R.L Polk tells us that the average length of car ownership in the U.S. is up 24% since 2002. Some 64% of people plan to keep their current car longer because of the recession.
Big 3 Leadership Blind Spot Led to Marketshare Erosion
Motor vehicle production now makes up less than 2% of U.S. gross domestic product versus as much as 5% in the early 1970s when the Japanese began to assemble automobiles here in the U.S.
When Honda began to assemble cars in North America their product quality was not very good...yet, Honda leadership focused on building a quality product. Over time, Honda did just that.
Today, the leadership at Ford Motor is now starting to focus on quality and plans to build market share as consumers perceive the improved styling, design and quality improvements of the Ford brand. Specifically, Ford expects to claim 25% of the expected marketshare losses of GM and Chrysler.
Automotive Quality is Important for Two Marketing Reasons
1. People expect "automotive reliability" in new vehicles. That means everyday dependable performance without the disruption of having to return their vehicle to the dealership to correct premature failures of automotive components.
2. Predictable resale value means reasonable leasing fees for consumers. Over the years, people's expectations are to spend on the average about $300 per month to lease a new automobile over a three year period. However, this expectation can only be met if the automobile holds its resale value when that three years is up.

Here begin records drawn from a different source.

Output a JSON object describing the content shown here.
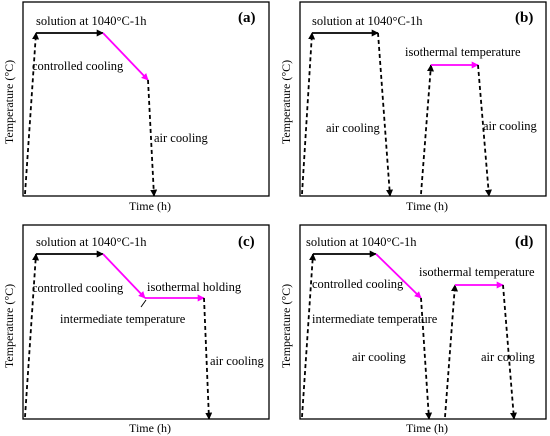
{
  "colors": {
    "black": "#000000",
    "accent": "#ff00ff"
  },
  "panels": [
    {
      "label": "(a)",
      "xlabel": "Time (h)",
      "ylabel": "Temperature (°C)",
      "texts": [
        "solution at 1040°C-1h",
        "controlled cooling",
        "air cooling"
      ]
    },
    {
      "label": "(b)",
      "xlabel": "Time (h)",
      "ylabel": "Temperature (°C)",
      "texts": [
        "solution at 1040°C-1h",
        "air cooling",
        "isothermal temperature",
        "air cooling"
      ]
    },
    {
      "label": "(c)",
      "xlabel": "Time (h)",
      "ylabel": "Temperature (°C)",
      "texts": [
        "solution at 1040°C-1h",
        "controlled cooling",
        "isothermal holding",
        "intermediate temperature",
        "air cooling"
      ]
    },
    {
      "label": "(d)",
      "xlabel": "Time (h)",
      "ylabel": "Temperature (°C)",
      "texts": [
        "solution at 1040°C-1h",
        "controlled cooling",
        "intermediate temperature",
        "isothermal temperature",
        "air cooling",
        "air cooling"
      ]
    }
  ]
}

This year European and Japanese automakers sold more vehicles in the U.S. than Detroit for the first time. That happened because these foreign cars continued to hold their resale value which allowed European and Japanese automakers to offer reasonable leasing fees (meeting consumer expectations) while GM and Chrysler lost marketshare due to their inability to hold resale value---which messed up their ability to finance new automotive leases. For example, my son and his wife this year turned in a leased Cadillac and Chrysler SUV for new leases on a Honda Acura and Audi Hatchback.

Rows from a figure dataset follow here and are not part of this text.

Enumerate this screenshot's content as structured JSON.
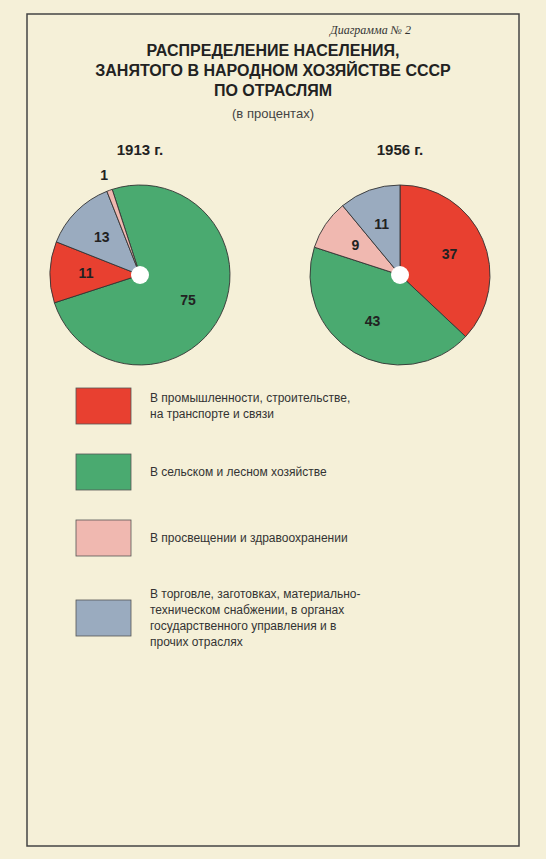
{
  "chart_data": {
    "type": "pie",
    "title": "РАСПРЕДЕЛЕНИЕ НАСЕЛЕНИЯ,\nЗАНЯТОГО В НАРОДНОМ ХОЗЯЙСТВЕ СССР\nПО ОТРАСЛЯМ",
    "subtitle": "(в процентах)",
    "annotations": [
      "Диаграмма № 2"
    ],
    "data_labels": true,
    "legend": "bottom",
    "categories": [
      "В промышленности, строительстве,\nна транспорте и связи",
      "В сельском и лесном хозяйстве",
      "В просвещении и здравоохранении",
      "В торговле, заготовках, материально-\nтехническом снабжении, в органах\nгосударственного управления и в\nпрочих отраслях"
    ],
    "colors": [
      "#e84030",
      "#4aaa70",
      "#f0b8b0",
      "#9aabbf"
    ],
    "series": [
      {
        "name": "1913 г.",
        "values": [
          75,
          11,
          13,
          1
        ],
        "colors": [
          "#4aaa70",
          "#e84030",
          "#9aabbf",
          "#f0b8b0"
        ]
      },
      {
        "name": "1956 г.",
        "values": [
          37,
          43,
          9,
          11
        ],
        "colors": [
          "#e84030",
          "#4aaa70",
          "#f0b8b0",
          "#9aabbf"
        ]
      }
    ]
  }
}
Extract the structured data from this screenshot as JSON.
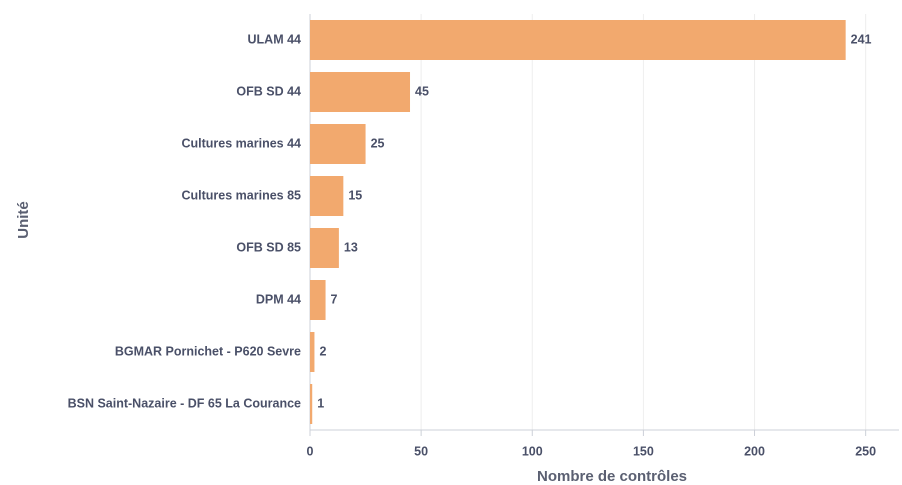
{
  "chart_data": {
    "type": "barh",
    "categories": [
      "ULAM 44",
      "OFB SD 44",
      "Cultures marines 44",
      "Cultures marines 85",
      "OFB SD 85",
      "DPM 44",
      "BGMAR Pornichet - P620 Sevre",
      "BSN Saint-Nazaire - DF 65 La Courance"
    ],
    "values": [
      241,
      45,
      25,
      15,
      13,
      7,
      2,
      1
    ],
    "color": "#f2a96e",
    "xlim": [
      0,
      265
    ],
    "xticks": [
      0,
      50,
      100,
      150,
      200,
      250
    ],
    "xlabel": "Nombre de contrôles",
    "ylabel": "Unité",
    "grid": true
  }
}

As GM and Chrysler shrink, the new big three become Toyota, VW and Ford.
Here in Metro Detroit, the automotive industry is talking about innovation-driven cultures that are imperative in today's globally competitive world. But where are the fearless transitional leaders that can instill the confidence of automotive industry executives to innovate? When will the Lee Iacocca’s of the 1960s and 1970s reappear to overcome the present corporate paralysis? Changing the organization's culture requires recruiting or promoting emerging leaders and helping them get up-to-speed quickly.
Lee Iacocca's career within the automotive industry illustrates how emerging leaders can change corporate cultures to walk the talk of innovation. When the over hyped, oversized and overpriced 1960 Edsel failed in the marketplace, Ford Motor Company needed to listen to new ideas from within the company. The introduction of the 1964 Ford Mustang was an innovative product tuned into customers' call for stylish affordability. Iacocca went on to become president of the struggling Chrysler Corporation where his streamlining measures and new product innovations, including the first innovative front-wheel drive Dodge Caravan minivan, made the difference between failure and success.

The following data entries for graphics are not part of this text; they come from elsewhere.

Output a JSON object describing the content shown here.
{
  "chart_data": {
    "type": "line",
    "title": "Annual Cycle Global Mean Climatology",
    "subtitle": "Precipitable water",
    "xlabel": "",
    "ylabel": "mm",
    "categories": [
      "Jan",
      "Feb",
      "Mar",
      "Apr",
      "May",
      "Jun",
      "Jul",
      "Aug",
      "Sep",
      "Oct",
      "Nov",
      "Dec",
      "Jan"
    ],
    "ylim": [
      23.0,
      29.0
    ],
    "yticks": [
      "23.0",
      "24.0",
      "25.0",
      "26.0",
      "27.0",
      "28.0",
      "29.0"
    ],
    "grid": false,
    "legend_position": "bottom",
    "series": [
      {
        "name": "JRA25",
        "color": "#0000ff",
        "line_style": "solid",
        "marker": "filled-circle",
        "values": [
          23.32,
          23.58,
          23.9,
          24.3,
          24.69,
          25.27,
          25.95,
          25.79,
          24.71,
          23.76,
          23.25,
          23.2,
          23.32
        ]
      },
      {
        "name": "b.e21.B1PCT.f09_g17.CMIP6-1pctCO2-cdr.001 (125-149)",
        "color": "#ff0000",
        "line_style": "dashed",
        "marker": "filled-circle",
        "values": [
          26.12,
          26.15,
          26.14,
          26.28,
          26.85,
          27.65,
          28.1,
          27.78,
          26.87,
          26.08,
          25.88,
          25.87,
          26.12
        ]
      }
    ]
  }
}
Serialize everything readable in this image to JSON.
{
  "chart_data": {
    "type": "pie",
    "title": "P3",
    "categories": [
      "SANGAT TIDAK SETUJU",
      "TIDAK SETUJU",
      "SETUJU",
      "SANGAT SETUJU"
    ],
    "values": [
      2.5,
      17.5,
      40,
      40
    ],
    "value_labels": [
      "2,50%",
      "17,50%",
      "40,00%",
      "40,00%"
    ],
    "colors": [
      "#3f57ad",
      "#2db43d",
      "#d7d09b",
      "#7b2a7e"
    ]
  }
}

When an industry or company is restructuring to survive in the global economy, executives are all driven by the fear of not surviving the transitional period and this fear can adversely affect their decision-making abilities. The turnaround won’t be complete until the fear of failure is confronted in the minds of the executive survivors.
After a corporate restructuring, it is important to provide newly recruited or promoted executives with access to inside mentors and outside executive coaches who can help their perceptions to evolve. Executives often leave a coaching session feeling calmer, stronger, safer and more able to manage within their corporate culture. With every mentoring or coaching session, the executive learns to self-coach—reducing the dependency on the coach. The executive’s leadership capacity grows and becomes a natural part of the self, like knowing how to ride a bike or tie one’s shoes.
Executives are then ready to guide the cultural transition by instilling confidence in each employee's ability to meet and overcome workplace challenges. Confidence precedes competence. Each employee must first believe he or she can succeed by developing a winning attitude reinforced by skill-building practice.